B = BATCH: What can be completed in batches? What can you do on certain days or at certain times that are more convenient for you?

Example: Sundays are medicine, injection, and equipment days. My son takes 18 pills a day. He has a cough assist and a BiPAP. So on Sunday afternoons, I refill that week’s meds into (what my son calls) his old-man pill dispenser. While I’m filling that week’s meds, I take note of any that have less than 2 weeks worth of doses remaining. I then use Monday mornings to order the necessary meds and/or verify they are scheduled to ship on time. That way, I know I don’t have to worry about medicine the majority of the week.

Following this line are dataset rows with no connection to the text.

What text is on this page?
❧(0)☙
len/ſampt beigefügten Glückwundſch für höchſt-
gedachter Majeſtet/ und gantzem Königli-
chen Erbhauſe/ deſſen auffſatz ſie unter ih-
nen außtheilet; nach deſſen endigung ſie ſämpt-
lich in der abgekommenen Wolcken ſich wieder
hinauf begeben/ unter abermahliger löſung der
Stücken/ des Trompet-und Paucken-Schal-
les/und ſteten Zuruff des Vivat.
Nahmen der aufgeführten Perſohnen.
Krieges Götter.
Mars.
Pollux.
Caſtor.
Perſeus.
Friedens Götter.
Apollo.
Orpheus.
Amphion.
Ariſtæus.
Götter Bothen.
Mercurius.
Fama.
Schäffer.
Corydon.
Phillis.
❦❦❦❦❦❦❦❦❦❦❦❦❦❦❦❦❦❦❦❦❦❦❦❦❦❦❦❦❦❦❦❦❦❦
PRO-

It’s not even a thought.

I also use Sunday afternoons as a time to disinfect his medical equipment and to do his injections (also taking note of equipment parts, needles, and serum that may need to be reordered).

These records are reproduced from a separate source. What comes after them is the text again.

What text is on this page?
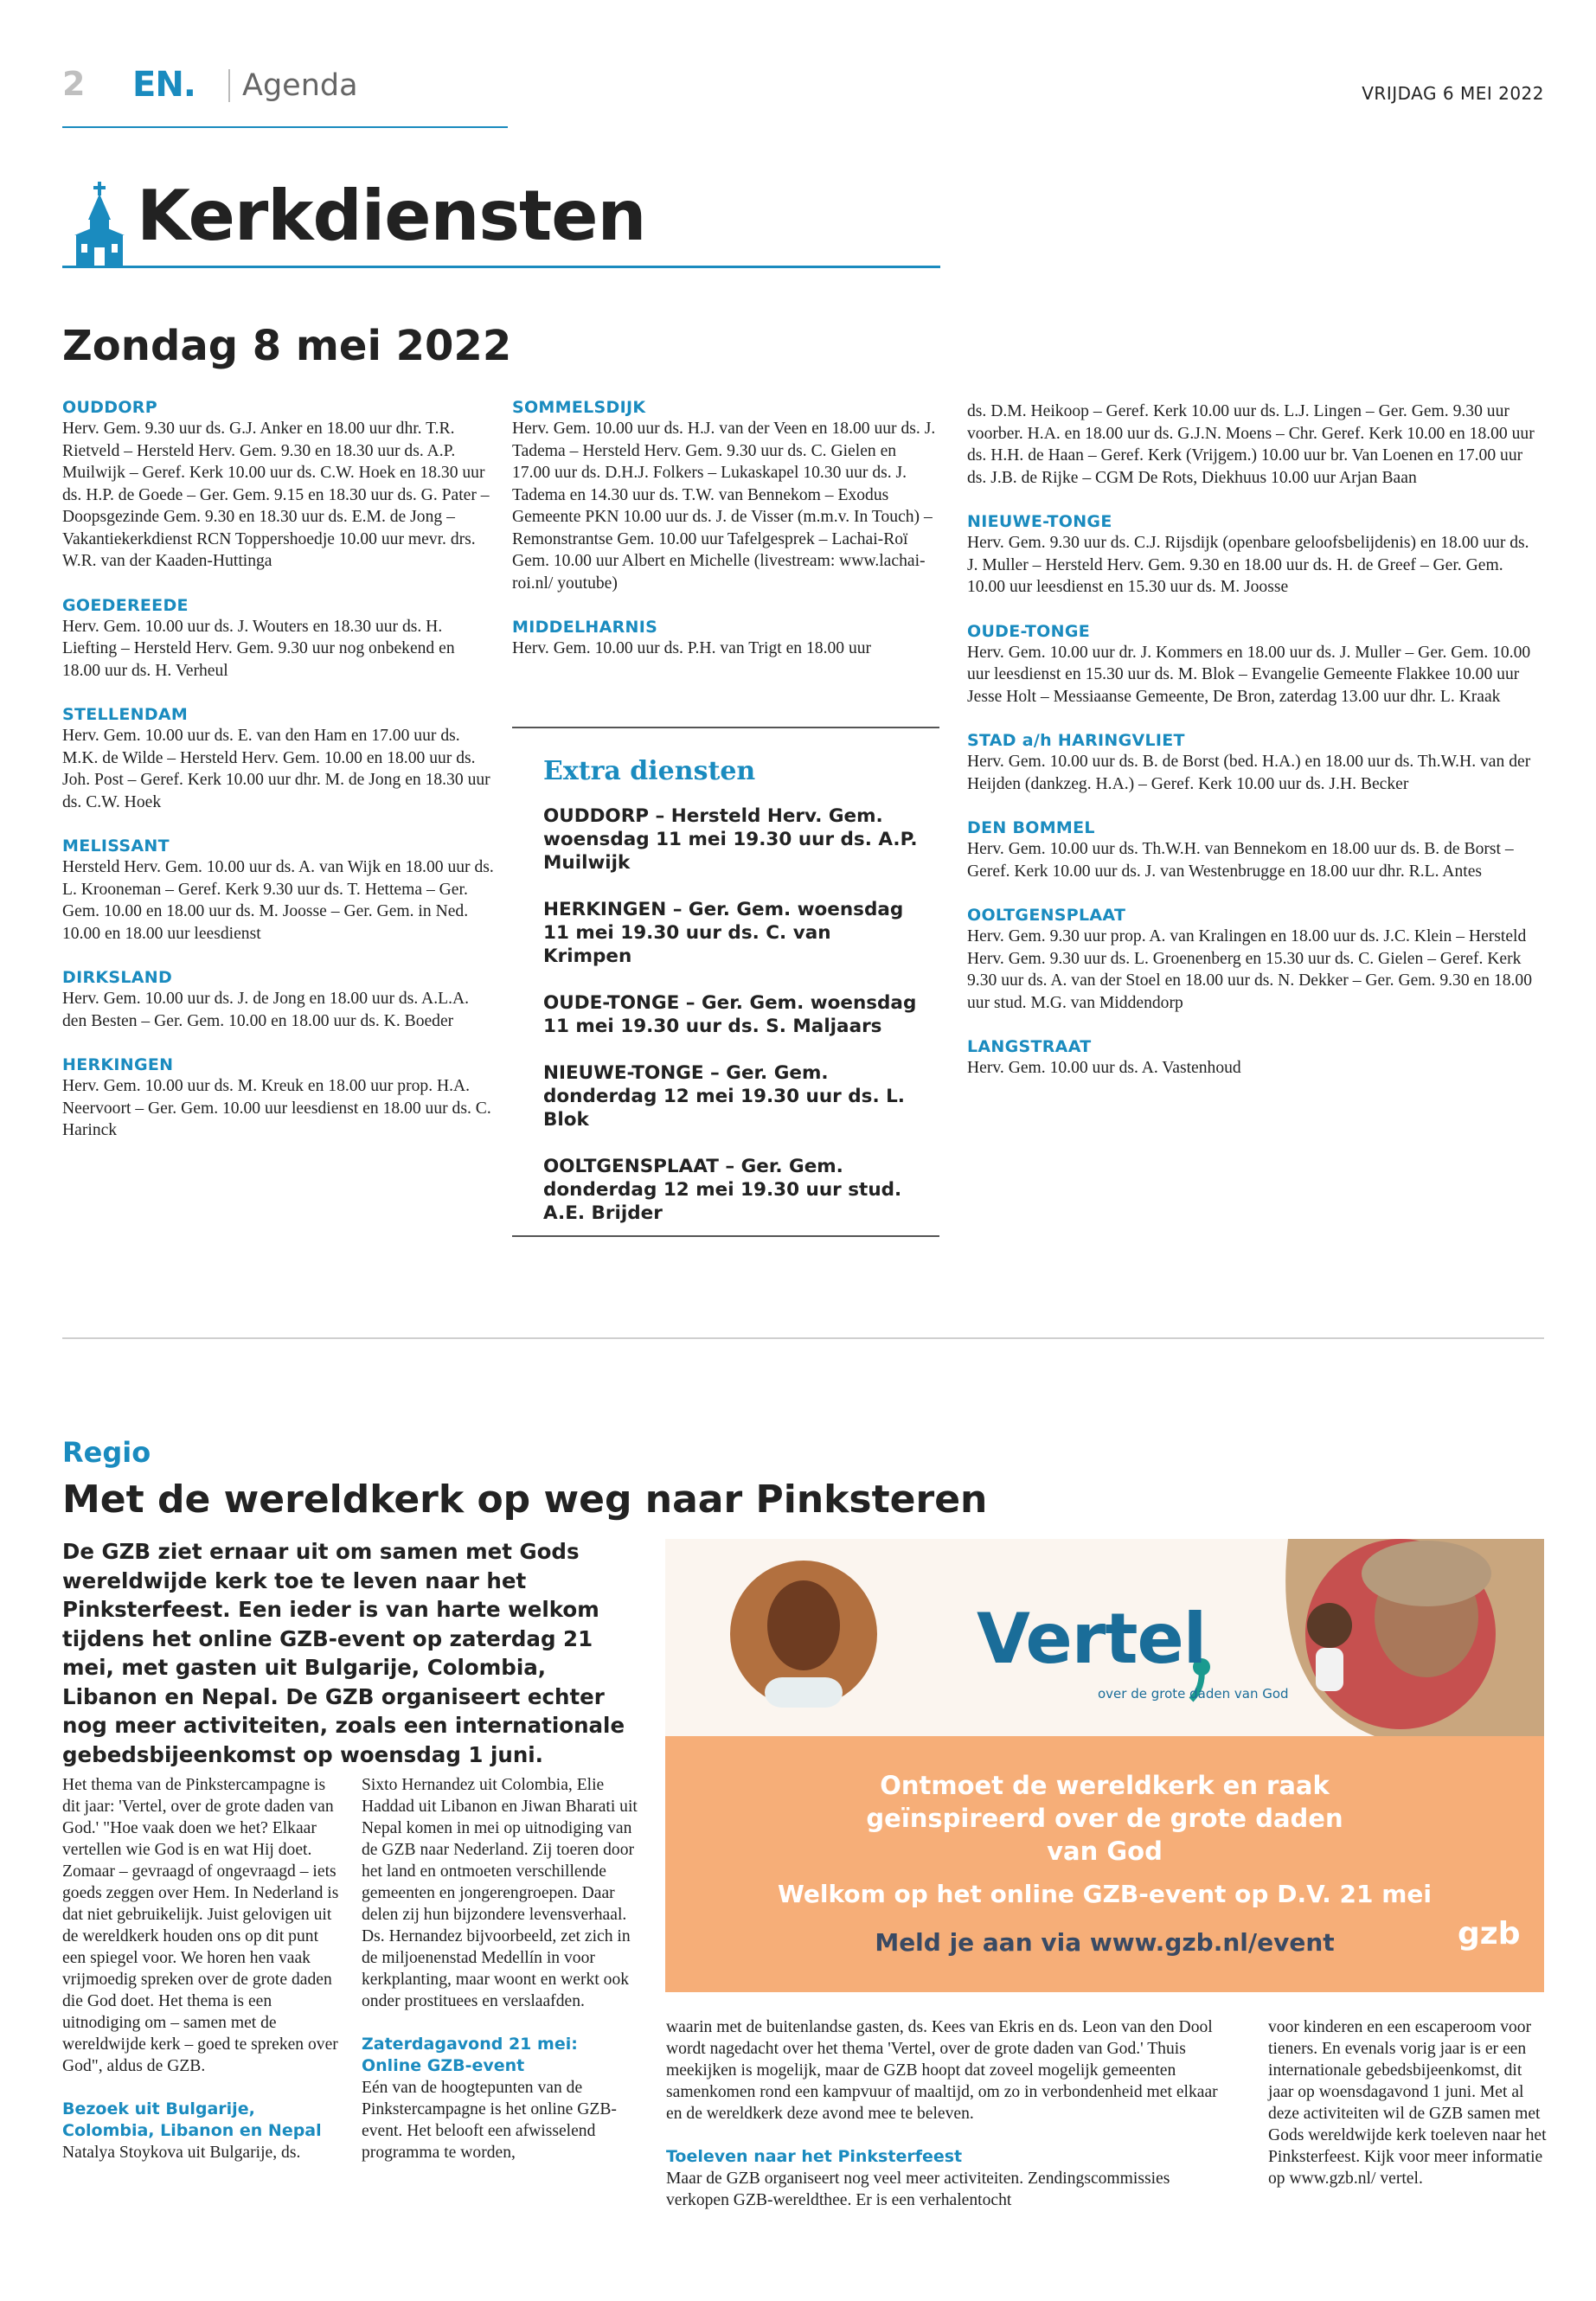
2 EN. Agenda	VRIJDAG 6 MEI 2022
Kerkdiensten
Zondag 8 mei 2022
OUDDORP
Herv. Gem. 9.30 uur ds. G.J. Anker en 18.00 uur dhr. T.R. Rietveld – Hersteld Herv. Gem. 9.30 en 18.30 uur ds. A.P. Muilwijk – Geref. Kerk 10.00 uur ds. C.W. Hoek en 18.30 uur ds. H.P. de Goede – Ger. Gem. 9.15 en 18.30 uur ds. G. Pater – Doopsgezinde Gem. 9.30 en 18.30 uur ds. E.M. de Jong – Vakantiekerkdienst RCN Toppershoedje 10.00 uur mevr. drs. W.R. van der Kaaden-Huttinga
GOEDEREEDE
Herv. Gem. 10.00 uur ds. J. Wouters en 18.30 uur ds. H. Liefting – Hersteld Herv. Gem. 9.30 uur nog onbekend en 18.00 uur ds. H. Verheul
STELLENDAM
Herv. Gem. 10.00 uur ds. E. van den Ham en 17.00 uur ds. M.K. de Wilde – Hersteld Herv. Gem. 10.00 en 18.00 uur ds. Joh. Post – Geref. Kerk 10.00 uur dhr. M. de Jong en 18.30 uur ds. C.W. Hoek
MELISSANT
Hersteld Herv. Gem. 10.00 uur ds. A. van Wijk en 18.00 uur ds. L. Krooneman – Geref. Kerk 9.30 uur ds. T. Hettema – Ger. Gem. 10.00 en 18.00 uur ds. M. Joosse – Ger. Gem. in Ned. 10.00 en 18.00 uur leesdienst
DIRKSLAND
Herv. Gem. 10.00 uur ds. J. de Jong en 18.00 uur ds. A.L.A. den Besten – Ger. Gem. 10.00 en 18.00 uur ds. K. Boeder
HERKINGEN
Herv. Gem. 10.00 uur ds. M. Kreuk en 18.00 uur prop. H.A. Neervoort – Ger. Gem. 10.00 uur leesdienst en 18.00 uur ds. C. Harinck
SOMMELSDIJK
Herv. Gem. 10.00 uur ds. H.J. van der Veen en 18.00 uur ds. J. Tadema – Hersteld Herv. Gem. 9.30 uur ds. C. Gielen en 17.00 uur ds. D.H.J. Folkers – Lukaskapel 10.30 uur ds. J. Tadema en 14.30 uur ds. T.W. van Bennekom – Exodus Gemeente PKN 10.00 uur ds. J. de Visser (m.m.v. In Touch) – Remonstrantse Gem. 10.00 uur Tafelgesprek – Lachai-Roï Gem. 10.00 uur Albert en Michelle (livestream: www.lachai-roi.nl/ youtube)
MIDDELHARNIS
Herv. Gem. 10.00 uur ds. P.H. van Trigt en 18.00 uur
Extra diensten
OUDDORP – Hersteld Herv. Gem. woensdag 11 mei 19.30 uur ds. A.P. Muilwijk
HERKINGEN – Ger. Gem. woensdag 11 mei 19.30 uur ds. C. van Krimpen
OUDE-TONGE – Ger. Gem. woensdag 11 mei 19.30 uur ds. S. Maljaars
NIEUWE-TONGE – Ger. Gem. donderdag 12 mei 19.30 uur ds. L. Blok
OOLTGENSPLAAT – Ger. Gem. donderdag 12 mei 19.30 uur stud. A.E. Brijder
ds. D.M. Heikoop – Geref. Kerk 10.00 uur ds. L.J. Lingen – Ger. Gem. 9.30 uur voorber. H.A. en 18.00 uur ds. G.J.N. Moens – Chr. Geref. Kerk 10.00 en 18.00 uur ds. H.H. de Haan – Geref. Kerk (Vrijgem.) 10.00 uur br. Van Loenen en 17.00 uur ds. J.B. de Rijke – CGM De Rots, Diekhuus 10.00 uur Arjan Baan
NIEUWE-TONGE
Herv. Gem. 9.30 uur ds. C.J. Rijsdijk (openbare geloofsbelijdenis) en 18.00 uur ds. J. Muller – Hersteld Herv. Gem. 9.30 en 18.00 uur ds. H. de Greef – Ger. Gem. 10.00 uur leesdienst en 15.30 uur ds. M. Joosse
OUDE-TONGE
Herv. Gem. 10.00 uur dr. J. Kommers en 18.00 uur ds. J. Muller – Ger. Gem. 10.00 uur leesdienst en 15.30 uur ds. M. Blok – Evangelie Gemeente Flakkee 10.00 uur Jesse Holt – Messiaanse Gemeente, De Bron, zaterdag 13.00 uur dhr. L. Kraak
STAD a/h HARINGVLIET
Herv. Gem. 10.00 uur ds. B. de Borst (bed. H.A.) en 18.00 uur ds. Th.W.H. van der Heijden (dankzeg. H.A.) – Geref. Kerk 10.00 uur ds. J.H. Becker
DEN BOMMEL
Herv. Gem. 10.00 uur ds. Th.W.H. van Bennekom en 18.00 uur ds. B. de Borst – Geref. Kerk 10.00 uur ds. J. van Westenbrugge en 18.00 uur dhr. R.L. Antes
OOLTGENSPLAAT
Herv. Gem. 9.30 uur prop. A. van Kralingen en 18.00 uur ds. J.C. Klein – Hersteld Herv. Gem. 9.30 uur ds. L. Groenenberg en 15.30 uur ds. C. Gielen – Geref. Kerk 9.30 uur ds. A. van der Stoel en 18.00 uur ds. N. Dekker – Ger. Gem. 9.30 en 18.00 uur stud. M.G. van Middendorp
LANGSTRAAT
Herv. Gem. 10.00 uur ds. A. Vastenhoud
Regio
Met de wereldkerk op weg naar Pinksteren
De GZB ziet ernaar uit om samen met Gods wereldwijde kerk toe te leven naar het Pinksterfeest. Een ieder is van harte welkom tijdens het online GZB-event op zaterdag 21 mei, met gasten uit Bulgarije, Colombia, Libanon en Nepal. De GZB organiseert echter nog meer activiteiten, zoals een internationale gebedsbijeenkomst op woensdag 1 juni.
Het thema van de Pinkstercampagne is dit jaar: 'Vertel, over de grote daden van God.' "Hoe vaak doen we het? Elkaar vertellen wie God is en wat Hij doet. Zomaar – gevraagd of ongevraagd – iets goeds zeggen over Hem. In Nederland is dat niet gebruikelijk. Juist gelovigen uit de wereldkerk houden ons op dit punt een spiegel voor. We horen hen vaak vrijmoedig spreken over de grote daden die God doet. Het thema is een uitnodiging om – samen met de wereldwijde kerk – goed te spreken over God", aldus de GZB.
Bezoek uit Bulgarije, Colombia, Libanon en Nepal
Natalya Stoykova uit Bulgarije, ds.
Sixto Hernandez uit Colombia, Elie Haddad uit Libanon en Jiwan Bharati uit Nepal komen in mei op uitnodiging van de GZB naar Nederland. Zij toeren door het land en ontmoeten verschillende gemeenten en jongerengroepen. Daar delen zij hun bijzondere levensverhaal. Ds. Hernandez bijvoorbeeld, zet zich in de miljoenenstad Medellín in voor kerkplanting, maar woont en werkt ook onder prostituees en verslaafden.
Zaterdagavond 21 mei: Online GZB-event
Eén van de hoogtepunten van de Pinkstercampagne is het online GZB-event. Het belooft een afwisselend programma te worden,
waarin met de buitenlandse gasten, ds. Kees van Ekris en ds. Leon van den Dool wordt nagedacht over het thema 'Vertel, over de grote daden van God.' Thuis meekijken is mogelijk, maar de GZB hoopt dat zoveel mogelijk gemeenten samenkomen rond een kampvuur of maaltijd, om zo in verbondenheid met elkaar en de wereldkerk deze avond mee te beleven.
Toeleven naar het Pinksterfeest
Maar de GZB organiseert nog veel meer activiteiten. Zendingscommissies verkopen GZB-wereldthee. Er is een verhalentocht
voor kinderen en een escaperoom voor tieners. En evenals vorig jaar is er een internationale gebedsbijeenkomst, dit jaar op woensdagavond 1 juni. Met al deze activiteiten wil de GZB samen met Gods wereldwijde kerk toeleven naar het Pinksterfeest. Kijk voor meer informatie op www.gzb.nl/ vertel.
Vertel
over de grote daden van God
Ontmoet de wereldkerk en raak geïnspireerd over de grote daden van God
Welkom op het online GZB-event op D.V. 21 mei
Meld je aan via www.gzb.nl/event	gzb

I can’t tell you how freeing it is to know from Monday afternoon through Sunday afternoon that I don’t have to worry about anything to do with meds, injections, or equipment. Because I know I have already taken care of it for at least that week. It frees my mind up for other things.


C = CRUCIAL: What is crucial or yes, even critical, to my child’s health right at this very moment? What needs to be done right now to continue his quality or duration of life?

Example: My son will have seasons when his heart flutters. This always scares the crap out of me. But, I now know to immediately check his blood pressure and have him lay down. Depending on the outcome, I either call his doctor or not. This is something that is a must-do-now task. And I have created enough margin in my life to know that if there is any fallout from me dropping everything to deal with this, well, then it is what it is. Life goes on and I’m strong enough to figure out the next step.


Okay, there is a D step but the title didn’t sound as “jazzy” when you say “The ABCD’s of surviving.”

D = DEAL WITH IT. Take a moment and evaluate whether it is a do or die task – literally. If you don’t have the bandwidth to do the task right now and it literally won’t decrease the quantity of life for your child, give yourself grace. It’s okay to not be perfect. No one is. Everyone around you – yes, even your child with special needs – just may have to “deal with it.” Trust me, it’ll be good for everyone around you to see that you have limits.


And if those ABC’s don’t work for you, remember this.

Always Be Charitable. Always be charitable to yourself and to others around you. If all the things can’t get done, do what you can now and try and figure out a new way to prepare for it the next time. You’re learning too. As a mom of a child with special needs, we are constantly learning how to do something. We are often more than “mom.” We are caregivers, teachers, students, doctors, nurses, friends, advocates, and much much more. It’s normal – NO, it is EXPECTED – for us to not be a rockstar at everything all the time! We. Are. Human. Don’t forget that. (See Step D.)

Your child doesn’t need you to be a superwoman. Your child needs you. You, as is, because you are pretty friggin’ fabulous, my friend!

Do you have any other tips and tricks to minimize the “crazy have to-do lists” us mamas have on a daily basis? I’d love to hear yours!